Of course, thinking historically, military leadership is among the most ancient of leadership forms. That long view, combined with the diverse military activities across so many different societies today, means that references to “military leadership” can point to a wide range of practices.  The military itself, long committed to leadership training and practice, has increasingly engaged in reflection and research on the topic.

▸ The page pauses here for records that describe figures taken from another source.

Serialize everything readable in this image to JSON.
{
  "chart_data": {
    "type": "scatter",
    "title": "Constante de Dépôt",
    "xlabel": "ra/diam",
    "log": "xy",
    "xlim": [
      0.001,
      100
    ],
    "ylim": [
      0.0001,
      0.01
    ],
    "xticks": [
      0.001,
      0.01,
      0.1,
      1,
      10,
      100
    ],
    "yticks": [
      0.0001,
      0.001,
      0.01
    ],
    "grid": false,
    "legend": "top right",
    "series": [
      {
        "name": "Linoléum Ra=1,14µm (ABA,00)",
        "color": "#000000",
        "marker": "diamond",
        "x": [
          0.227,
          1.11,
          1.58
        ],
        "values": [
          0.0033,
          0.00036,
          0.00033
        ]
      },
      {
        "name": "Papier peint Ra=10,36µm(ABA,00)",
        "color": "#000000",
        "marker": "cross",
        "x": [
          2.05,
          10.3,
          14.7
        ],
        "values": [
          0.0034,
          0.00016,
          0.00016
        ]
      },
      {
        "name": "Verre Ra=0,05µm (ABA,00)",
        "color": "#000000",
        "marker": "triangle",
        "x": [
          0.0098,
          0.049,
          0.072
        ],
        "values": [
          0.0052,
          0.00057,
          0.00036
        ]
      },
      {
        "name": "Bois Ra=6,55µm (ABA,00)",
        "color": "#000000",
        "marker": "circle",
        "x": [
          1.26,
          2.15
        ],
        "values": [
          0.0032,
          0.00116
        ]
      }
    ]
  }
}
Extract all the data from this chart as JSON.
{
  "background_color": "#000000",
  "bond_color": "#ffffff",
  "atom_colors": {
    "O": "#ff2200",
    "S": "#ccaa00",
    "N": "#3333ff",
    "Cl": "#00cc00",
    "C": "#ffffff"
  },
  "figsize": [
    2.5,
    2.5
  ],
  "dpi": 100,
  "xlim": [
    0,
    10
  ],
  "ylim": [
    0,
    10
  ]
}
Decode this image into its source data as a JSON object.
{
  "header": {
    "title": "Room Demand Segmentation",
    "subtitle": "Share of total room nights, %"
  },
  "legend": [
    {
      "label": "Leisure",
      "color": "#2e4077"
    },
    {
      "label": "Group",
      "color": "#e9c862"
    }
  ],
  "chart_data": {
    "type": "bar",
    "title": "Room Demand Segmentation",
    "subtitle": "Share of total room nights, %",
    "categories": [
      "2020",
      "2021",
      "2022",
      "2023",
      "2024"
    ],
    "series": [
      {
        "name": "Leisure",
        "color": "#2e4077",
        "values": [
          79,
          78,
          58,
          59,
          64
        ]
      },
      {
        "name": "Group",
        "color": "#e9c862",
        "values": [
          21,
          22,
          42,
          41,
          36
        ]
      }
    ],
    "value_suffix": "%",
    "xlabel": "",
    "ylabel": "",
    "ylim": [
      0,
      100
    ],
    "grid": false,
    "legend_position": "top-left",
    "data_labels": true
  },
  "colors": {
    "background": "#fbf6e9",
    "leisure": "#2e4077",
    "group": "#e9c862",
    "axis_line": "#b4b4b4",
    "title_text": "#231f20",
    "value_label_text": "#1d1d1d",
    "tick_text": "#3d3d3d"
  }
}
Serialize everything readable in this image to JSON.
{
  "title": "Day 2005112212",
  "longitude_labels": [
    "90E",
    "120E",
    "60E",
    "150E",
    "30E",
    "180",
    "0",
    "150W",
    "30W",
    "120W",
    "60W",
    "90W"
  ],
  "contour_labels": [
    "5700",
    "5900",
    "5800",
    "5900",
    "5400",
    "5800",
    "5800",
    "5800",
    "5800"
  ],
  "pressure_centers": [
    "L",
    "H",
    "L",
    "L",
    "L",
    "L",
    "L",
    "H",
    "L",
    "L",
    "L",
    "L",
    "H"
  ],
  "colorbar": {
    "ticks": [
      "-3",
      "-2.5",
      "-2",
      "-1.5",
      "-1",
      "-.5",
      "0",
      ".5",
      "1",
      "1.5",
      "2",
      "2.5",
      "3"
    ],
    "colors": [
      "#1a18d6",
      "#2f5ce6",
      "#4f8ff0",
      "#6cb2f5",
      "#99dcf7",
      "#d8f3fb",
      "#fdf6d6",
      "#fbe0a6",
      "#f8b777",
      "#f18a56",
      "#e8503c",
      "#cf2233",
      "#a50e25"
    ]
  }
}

  • VUCA: Volatility, Uncertainty, Complexity, or Ambiguity: This acronym emerged in the 1990s to describe the capability to engage situations marked by change and challenges. For leaders in the military and beyond, the doctrine underscores the importance of strategic decision-making, readiness planning, risk management, and situational problem-solving.
  • Be-Know-Do: Growing out of intensive analysis by the military of its leadership thinking, in part conducted with business management researchers, the Army Leadership Manual was revised following the end of the Cold War. This shorthand version resonated with other models at the time that sought to combine attention to a leader’s character, competence, and action-taking.
  • COIN: Over the last two decades, and notably after Sept. 11, the U.S. military developed a Counter-insurgency doctrine. As Fred Kaplan recounts in his exceptional historical account, The Insurgents, the evolution of COIN represented a paradigm shift in strategic thinking that was equally a story of leadership struggling to effect change in a sprawling and tradition-bound organization, and the challenge of ceding control and allowing for more adaptable and situational leadership.

The emphases in these compelling models on self-awareness, adaptability, situational awareness, and engaging complexity show their importance to non-military leaders. Some lessons to take from the military leadership:

  1. Appreciating and Engaging Diversity: To solve the most complex problems, leaders need to engage multiple, diverse perspectives. The assumption here, essential to the successful operation of learning organizations, is that we have the most to learn from those who are least like us.
  2. Decision-making: As a basis for fostering collaboration and creative excellence, leaders should be deliberate about making value-based, and well-communicated decisions.
  3. Practicing Discipline: This is not restrictive and rule-based authority. It’s personal, team and organizational discipline, ranging from personal routines, sleep habits and consistency of interactions with subordinates.
  4. Role modeling behavior and integrity: The expectation that military leaders need, through their integrity and actions, to serve as role models to their subordinates is fundamental. Particularly in creative organizations where successful creatives have been promoted into leadership positions, such role modeling can be extremely inspiring and powerful.